Engineering dual α-1,3/α-1,6 glycosidic bonds in starch via a novel maltotriosyl transferase for enhanced slow digestion and stability

Designing starch with tailored digestibility and stability remains a challenge, as achieving multi-faceted structural modifications typically requires complex multi-enzyme processes. To address this, we report on a recombinant maltotriosyl transferase (MTase) from Aeribacillus pallidus , efficiently expressed in a food-grade host and exhibited robust catalytic activity.
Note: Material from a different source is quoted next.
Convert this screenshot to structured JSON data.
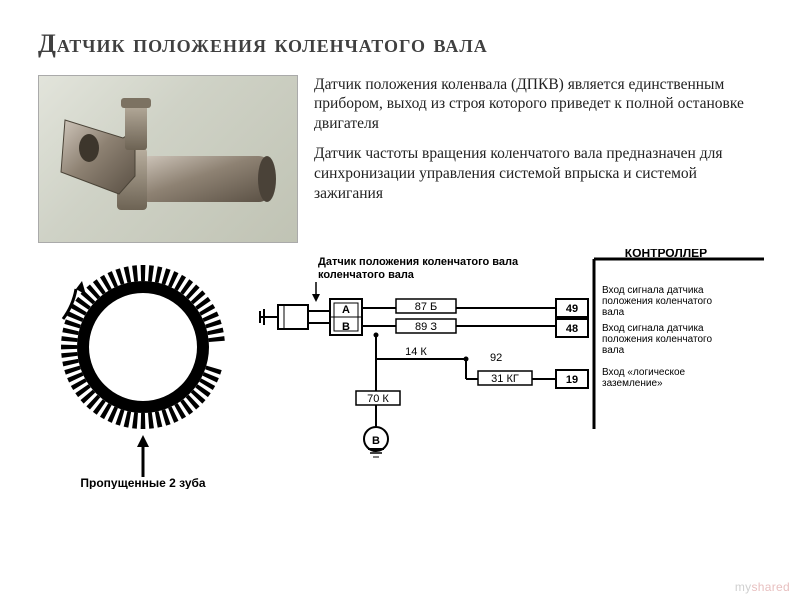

This enzyme serves as a dual-specificity biocatalyst, uniquely enabling the concurrent introduction of both α-1,3 (17%) and α-1,6 (33%) glycosidic linkages into waxy corn starch in a single, streamlined step. This catalytic action triggered a profound multi-scale structural transformation, leading to a short-chain, hyper-branched polymer (DP ≤13 increased to 76.9%), a marked reduction in molecular weight, and the reassembly of fragments into a dense lamellar network as visualized by cryo-SEM. These changes synergistically enhanced functional properties: the contents of slowly digestible starch (SDS) and resistant starch (RS) increased by approximately 129% and 54%, respectively, while the modified starch also achieved high cold-water solubility (90.01%) and exceptional freeze-thaw stability (water release <20% after 25 cycles). This study establishes a direct correlation between the engineered hybrid-branched (α-1,3/α-1,6), short-chain architecture and the concurrent improvement in nutritional and physicochemical properties of starch.